HOW DO MP3 WORK?
MP3 relies on the fact that the
human ear dosen't work as well as you might have thought. Your brain can't
process a lot of the information that the ear picks up, so why bother with
it? Several years ago, a group of specialists worked out which types of sounds
you can & can't hear using a technique known as psycho-accoustic modelling.
They found that the human ear is good at hearing mid-range noises, while not so good at high & low pitched noises. Your ear can hear these noises, but you can't make anything out of them. Thus these noises can be heavily compressed without you noticing. This is called perceptual coding.
The MP3 standard divides the frequency spectrum into 576 frequency bands & compresses each band according to how much information you can hear in that band. Low & high noises are highly compressed, while the mid-range noises not as much. Sounds are also compressed in stereo- if a sound is identical on both stereo channels, it's stored only once in the MP3, but it's played back on both channels when the file is decompressed & played.
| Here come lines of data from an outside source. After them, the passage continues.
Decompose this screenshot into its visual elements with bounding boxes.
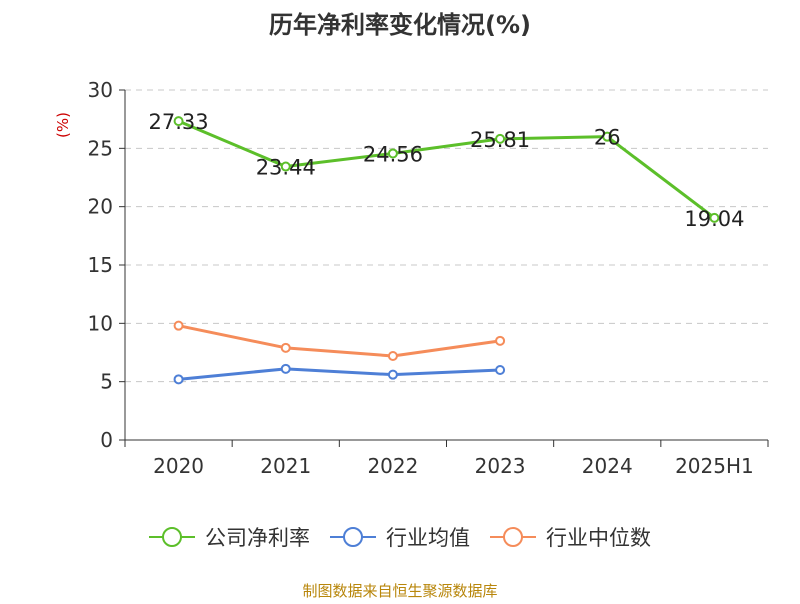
legend-marker bbox=[503, 527, 523, 547]
data-point[interactable] bbox=[173, 116, 184, 127]
x-tick-label: 2023 bbox=[475, 454, 526, 478]
data-point[interactable] bbox=[280, 363, 291, 374]
data-point[interactable] bbox=[387, 369, 398, 380]
grid-lines bbox=[125, 89, 768, 383]
data-point[interactable] bbox=[173, 320, 184, 331]
legend-item[interactable]: 行业中位数 bbox=[490, 526, 651, 550]
legend-marker bbox=[162, 527, 182, 547]
series-lines bbox=[173, 116, 720, 385]
data-label: 19.04 bbox=[684, 207, 744, 231]
legend-label: 公司净利率 bbox=[205, 526, 310, 550]
data-point[interactable] bbox=[495, 133, 506, 144]
x-tick-label: 2024 bbox=[582, 454, 633, 478]
series-line bbox=[178, 324, 501, 358]
data-label: 24.56 bbox=[363, 142, 423, 166]
x-tick-label: 2022 bbox=[367, 454, 418, 478]
legend-label: 行业均值 bbox=[386, 526, 470, 550]
x-tick-label: 2020 bbox=[153, 454, 204, 478]
data-point[interactable] bbox=[387, 351, 398, 361]
data-point[interactable] bbox=[387, 148, 398, 159]
data-point[interactable] bbox=[173, 374, 184, 385]
y-axis-label: (%) bbox=[54, 112, 72, 138]
chart-title: 历年净利率变化情况(%) bbox=[269, 11, 531, 39]
y-tick-label: 25 bbox=[88, 136, 113, 160]
data-point[interactable] bbox=[602, 131, 613, 142]
x-tick-label: 2025H1 bbox=[675, 454, 754, 478]
y-tick-label: 30 bbox=[88, 78, 113, 102]
data-label: 27.33 bbox=[149, 110, 209, 134]
data-point[interactable] bbox=[495, 335, 506, 346]
y-tick-label: 0 bbox=[100, 428, 113, 452]
series-line bbox=[177, 119, 716, 220]
source-note: 制图数据来自恒生聚源数据库 bbox=[302, 582, 497, 600]
data-label: 26 bbox=[594, 126, 621, 150]
data-point[interactable] bbox=[709, 212, 720, 223]
y-tick-label: 10 bbox=[88, 311, 113, 335]
legend-marker bbox=[343, 527, 363, 547]
legend-item[interactable]: 公司净利率 bbox=[149, 526, 310, 550]
legend[interactable]: 公司净利率 行业均值 行业中位数 bbox=[149, 526, 651, 550]
legend-label: 行业中位数 bbox=[546, 526, 651, 550]
y-tick-label: 20 bbox=[88, 195, 113, 219]
series-line bbox=[178, 367, 501, 381]
y-tick-label: 15 bbox=[88, 253, 113, 277]
data-point[interactable] bbox=[280, 342, 291, 353]
y-tick-label: 5 bbox=[100, 370, 113, 394]
data-label: 25.81 bbox=[470, 128, 530, 152]
data-labels: 27.33 23.44 24.56 25.81 26 19.04 bbox=[149, 110, 745, 231]
data-point[interactable] bbox=[495, 365, 506, 375]
axes: 0 5 10 15 20 25 30 2020 2021 2022 2023 2024 2025H1 bbox=[88, 78, 769, 478]
x-tick-label: 2021 bbox=[260, 454, 311, 478]
data-label: 23.44 bbox=[256, 156, 316, 180]
legend-item[interactable]: 行业均值 bbox=[330, 526, 470, 550]
data-point[interactable] bbox=[280, 161, 291, 172]
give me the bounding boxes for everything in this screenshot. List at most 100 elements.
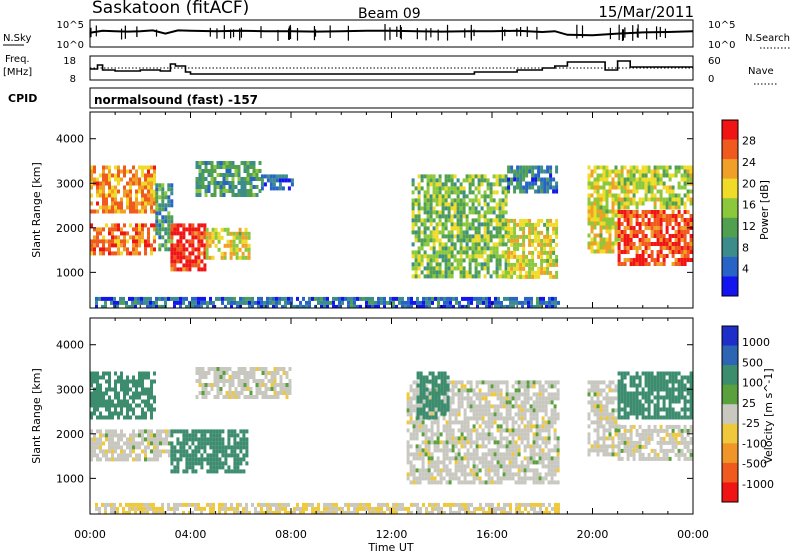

All this put together gives you small sized yet high quality audio files known as MP3. Although there is some loss of quality, but most people can't tell the difference between a CD & an MP3 track.
BITRATES AND QUALITY
There are several bitrates in the MP3 format, beginning from a mere 16kbps to the huge-sized 256kbps. Generally, a higher bitrate (measured in kbps e.g. 128kps) translates into a higher quality of sound, truer to its original, but also larger in size. Currently, the most common used bitrate is 128kbps.